Disney Rises as Cost Cuts, Hollywood Strikes Save $3 Billion

Walt Disney Co. rose more than 6% in extended trading after management of the world’s largest entertainment company said capital spending and outlays for movies and TV shows are coming in lower than projected.

(Bloomberg) — Walt Disney Co. rose more than 6% in extended trading after management of the world’s largest entertainment company said capital spending and outlays for movies and TV shows are coming in lower than projected.

Disney expects content spending this year to total about $27 billion, Kevin Lansberry, acting chief financial officer, said Wednesday on a call with investors after the Burbank, California-based company posted third-quarter results. Disney typically spends about $30 billion.

The savings are partly as a result of production cuts tied to writer and actor strikes in Hollywood, he said. Disney also forecasts capital spending of $5 billion, lower than projected previously, as the company shifts the timing of some projects. He reiterated Disney’s ambition to pay a modest dividend this year. 

The comments lifted shares of Disney to as high as $92.80 in extended trading, reversing an earlier decline. 

Earlier Wednesday, Disney reported fiscal third-quarter profit of $1.03 a share, beating the 99-cent average of estimates compiled by Bloomberg.

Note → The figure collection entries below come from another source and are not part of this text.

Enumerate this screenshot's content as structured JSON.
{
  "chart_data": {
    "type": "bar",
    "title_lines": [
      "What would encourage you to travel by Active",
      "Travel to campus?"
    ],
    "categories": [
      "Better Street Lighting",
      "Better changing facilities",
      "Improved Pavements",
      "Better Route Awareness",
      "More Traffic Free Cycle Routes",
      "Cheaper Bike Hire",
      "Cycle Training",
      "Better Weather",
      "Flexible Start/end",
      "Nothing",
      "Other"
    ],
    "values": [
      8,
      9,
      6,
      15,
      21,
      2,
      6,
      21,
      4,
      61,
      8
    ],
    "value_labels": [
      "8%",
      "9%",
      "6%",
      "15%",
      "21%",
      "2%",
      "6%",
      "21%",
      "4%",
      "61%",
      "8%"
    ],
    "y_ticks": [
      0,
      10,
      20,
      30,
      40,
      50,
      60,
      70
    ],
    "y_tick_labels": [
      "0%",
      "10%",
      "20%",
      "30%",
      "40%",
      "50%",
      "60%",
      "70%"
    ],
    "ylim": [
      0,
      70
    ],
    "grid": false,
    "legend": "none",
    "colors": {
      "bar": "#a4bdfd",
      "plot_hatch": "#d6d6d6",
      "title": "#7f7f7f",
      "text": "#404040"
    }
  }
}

Sales grew 3.8% to $22.3 billion in the quarter ended July 1, missing analysts’ projections slightly.

During the period, Disney’s online video operation cut its loss to $512 million from more than $1 billion a year ago. Just three months ago, management predicted the direct-to-consumer business would lose more than $750 million in the quarter. Chief Executive Officer Bob Iger also told investors that the company will crack down on password sharing, echoing the recent effort from rival Netflix Inc. that has boosted subscriber numbers. 

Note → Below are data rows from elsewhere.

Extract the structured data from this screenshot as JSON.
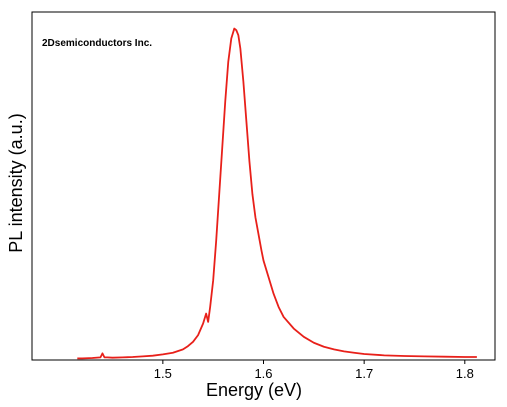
{
  "chart_data": {
    "type": "line",
    "title": "",
    "xlabel": "Energy (eV)",
    "ylabel": "PL intensity (a.u.)",
    "annotation": "2Dsemiconductors Inc.",
    "xlim": [
      1.37,
      1.83
    ],
    "ylim": [
      0,
      1.05
    ],
    "x_ticks": [
      "1.5",
      "1.6",
      "1.7",
      "1.8"
    ],
    "grid": false,
    "legend": "none",
    "series": [
      {
        "color": "#e8201a",
        "x": [
          1.415,
          1.42,
          1.43,
          1.438,
          1.44,
          1.442,
          1.445,
          1.45,
          1.46,
          1.47,
          1.48,
          1.49,
          1.5,
          1.51,
          1.52,
          1.525,
          1.53,
          1.535,
          1.54,
          1.543,
          1.545,
          1.547,
          1.55,
          1.553,
          1.556,
          1.559,
          1.562,
          1.565,
          1.568,
          1.571,
          1.573,
          1.575,
          1.577,
          1.58,
          1.583,
          1.586,
          1.589,
          1.592,
          1.595,
          1.598,
          1.6,
          1.605,
          1.61,
          1.615,
          1.62,
          1.63,
          1.64,
          1.65,
          1.66,
          1.67,
          1.68,
          1.69,
          1.7,
          1.72,
          1.74,
          1.76,
          1.78,
          1.8,
          1.812
        ],
        "y": [
          0.005,
          0.005,
          0.006,
          0.008,
          0.02,
          0.008,
          0.008,
          0.007,
          0.008,
          0.009,
          0.011,
          0.013,
          0.017,
          0.022,
          0.032,
          0.042,
          0.055,
          0.075,
          0.11,
          0.14,
          0.115,
          0.16,
          0.24,
          0.36,
          0.5,
          0.64,
          0.78,
          0.9,
          0.97,
          1.0,
          0.995,
          0.98,
          0.94,
          0.84,
          0.72,
          0.6,
          0.5,
          0.43,
          0.38,
          0.33,
          0.3,
          0.25,
          0.2,
          0.16,
          0.13,
          0.095,
          0.07,
          0.052,
          0.04,
          0.032,
          0.026,
          0.022,
          0.018,
          0.014,
          0.012,
          0.011,
          0.01,
          0.009,
          0.009
        ]
      }
    ]
  }
}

But subscribers to the Disney+ streaming service tumbled 7.4% to 146.1 million from the previous three months, missing the 154.8 million consensus analysts had expected. Nearly all of that shortfall was borne by the company’s Disney+ Hotstar in Asia. It lost almost 25% of its customers after Disney failed to renew streaming rights for popular cricket games in the Indian Premier League.  

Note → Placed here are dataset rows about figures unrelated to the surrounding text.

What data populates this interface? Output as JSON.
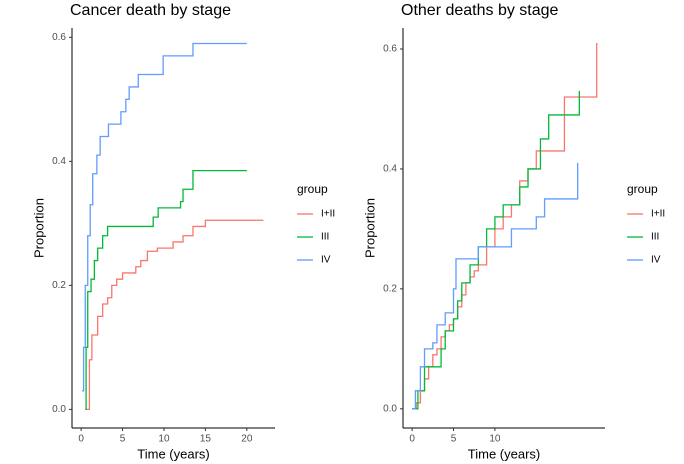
{
  "chart_data": [
    {
      "type": "step",
      "title": "Cancer death by stage",
      "xlabel": "Time (years)",
      "ylabel": "Proportion",
      "legend_title": "group",
      "xlim": [
        -1.1,
        23.4
      ],
      "ylim": [
        -0.03,
        0.615
      ],
      "xticks": [
        0,
        5,
        10,
        15,
        20
      ],
      "yticks": [
        {
          "value": 0,
          "label": "0.0"
        },
        {
          "value": 0.2,
          "label": "0.2"
        },
        {
          "value": 0.4,
          "label": "0.4"
        },
        {
          "value": 0.6,
          "label": "0.6"
        }
      ],
      "series": [
        {
          "name": "I+II",
          "color": "#F8766D",
          "x": [
            0.6,
            1.0,
            1.3,
            2.0,
            2.6,
            3.2,
            3.7,
            4.3,
            5.0,
            6.6,
            7.2,
            8.0,
            9.2,
            11.1,
            12.3,
            13.5,
            15.0,
            22
          ],
          "values": [
            0,
            0.08,
            0.12,
            0.15,
            0.17,
            0.18,
            0.2,
            0.21,
            0.22,
            0.23,
            0.24,
            0.255,
            0.26,
            0.27,
            0.28,
            0.295,
            0.305,
            0.305
          ]
        },
        {
          "name": "III",
          "color": "#00BA38",
          "x": [
            0.5,
            0.6,
            0.8,
            1.2,
            1.6,
            2.0,
            2.6,
            3.2,
            8.7,
            9.3,
            12,
            12.3,
            13.5,
            20
          ],
          "values": [
            0,
            0.1,
            0.19,
            0.21,
            0.24,
            0.26,
            0.28,
            0.295,
            0.31,
            0.325,
            0.335,
            0.355,
            0.385,
            0.385
          ]
        },
        {
          "name": "IV",
          "color": "#619CFF",
          "x": [
            0.1,
            0.3,
            0.5,
            0.8,
            1.1,
            1.4,
            1.9,
            2.3,
            3.3,
            4.8,
            5.4,
            5.8,
            6.9,
            9.9,
            13.5,
            20
          ],
          "values": [
            0.03,
            0.1,
            0.2,
            0.28,
            0.33,
            0.38,
            0.41,
            0.44,
            0.46,
            0.48,
            0.5,
            0.52,
            0.54,
            0.57,
            0.59,
            0.59
          ]
        }
      ]
    },
    {
      "type": "step",
      "title": "Other deaths by stage",
      "xlabel": "Time (years)",
      "ylabel": "Proportion",
      "legend_title": "group",
      "xlim": [
        -1.1,
        23.3
      ],
      "ylim": [
        -0.032,
        0.635
      ],
      "xticks": [
        0,
        5,
        10
      ],
      "yticks": [
        {
          "value": 0,
          "label": "0.0"
        },
        {
          "value": 0.2,
          "label": "0.2"
        },
        {
          "value": 0.4,
          "label": "0.4"
        },
        {
          "value": 0.6,
          "label": "0.6"
        }
      ],
      "series": [
        {
          "name": "I+II",
          "color": "#F8766D",
          "x": [
            0,
            0.5,
            1,
            1.5,
            2,
            2.5,
            3,
            3.5,
            4,
            4.5,
            5,
            5.5,
            6,
            6.5,
            7,
            7.5,
            8,
            9,
            10,
            11,
            12,
            13,
            14,
            15,
            16,
            18.4,
            22.3
          ],
          "values": [
            0,
            0.01,
            0.03,
            0.05,
            0.07,
            0.09,
            0.1,
            0.12,
            0.13,
            0.14,
            0.15,
            0.17,
            0.19,
            0.21,
            0.22,
            0.23,
            0.24,
            0.27,
            0.3,
            0.32,
            0.34,
            0.38,
            0.4,
            0.43,
            0.43,
            0.52,
            0.61
          ]
        },
        {
          "name": "III",
          "color": "#00BA38",
          "x": [
            0,
            0.7,
            1.5,
            3,
            3.5,
            4,
            5,
            5.5,
            6,
            7,
            8,
            9,
            10,
            11,
            12,
            13,
            14,
            15.5,
            16.5,
            17.7,
            20.2
          ],
          "values": [
            0,
            0.03,
            0.07,
            0.07,
            0.1,
            0.13,
            0.15,
            0.18,
            0.21,
            0.24,
            0.27,
            0.3,
            0.32,
            0.34,
            0.34,
            0.37,
            0.4,
            0.45,
            0.49,
            0.49,
            0.53
          ]
        },
        {
          "name": "IV",
          "color": "#619CFF",
          "x": [
            0,
            0.4,
            1,
            1.5,
            2.5,
            3,
            4,
            5,
            5.3,
            6.5,
            8,
            10,
            12,
            14,
            15,
            16,
            20
          ],
          "values": [
            0,
            0.03,
            0.07,
            0.1,
            0.11,
            0.14,
            0.16,
            0.2,
            0.25,
            0.25,
            0.27,
            0.27,
            0.3,
            0.3,
            0.32,
            0.35,
            0.41
          ]
        }
      ]
    }
  ]
}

The company also announced it’s raising prices for some streaming subscriptions by as much as 27%.

Read more: Disney Raises Prices for Streaming by Up to 27%


The world’s largest entertainment company launched an extensive cost-cutting effort after Iger returned to run the company in November. That included 7,000 job cuts and other reductions in spending. 

As part of that effort, Disney recorded $2.44 billion in costs in the third quarter to remove shows and movies from its online services and terminate deals with outside producers, greater than earlier projections. The company also recorded charges of $210 million due to severance costs. In a statement Wednesday, Iger said he expects to exceed the overall cost-cutting target of $5.5 billion.

Disney reported a 23% decline in profit, to $1.89 billion, in traditional TV — underscoring the troubles confronting that division. The business, which includes channels such as ABC and ESPN, has been buffeted by falling cable subscribers, lower broadcast advertising sales and higher programming costs for sports.

The company’s theme-park business, the world’s largest, earned $2.43 billion, an 11% increase from last year. Weakness at the Florida resorts was offset by a huge swing to profitability at the international theme parks.

Disney is in the throes of major upheaval: Iger signaled in a July interview with CNBC that TV networks including ABC, Freeform and FX, which contributed about half of Disney’s operating income before the pandemic, “may not be core” to the company any longer. 

Speculation in Hollywood is also rampant with the notion that Iger is seeking to sell Disney to a larger tech company such as Apple Inc. Iger appeared to softly talk down that prospect on the call with investors Wednesday, saying that “anyone who wanted to speculate about such things would have to immediately consider the global regulatory environment. I’ll say no more than that.”

He’s also seeking to sell a stake in the ESPN sports business to a partner that can help accelerate the network’s transition to streaming. Iger recently hired former lieutenants Kevin Mayer and Tom Staggs as consultants to advise on that effort. 

On Tuesday, ESPN announced a long-term agreement with casino operator Penn Entertainment Inc. to license its brand for sports betting. Penn will make cash payments totaling $1.5 billion over the 10-year term and grant ESPN $500 million of warrants to purchase Penn shares. 

The company is also conducting a search for a new chief financial officer after longtime executive Christine McCarthy left that position in July.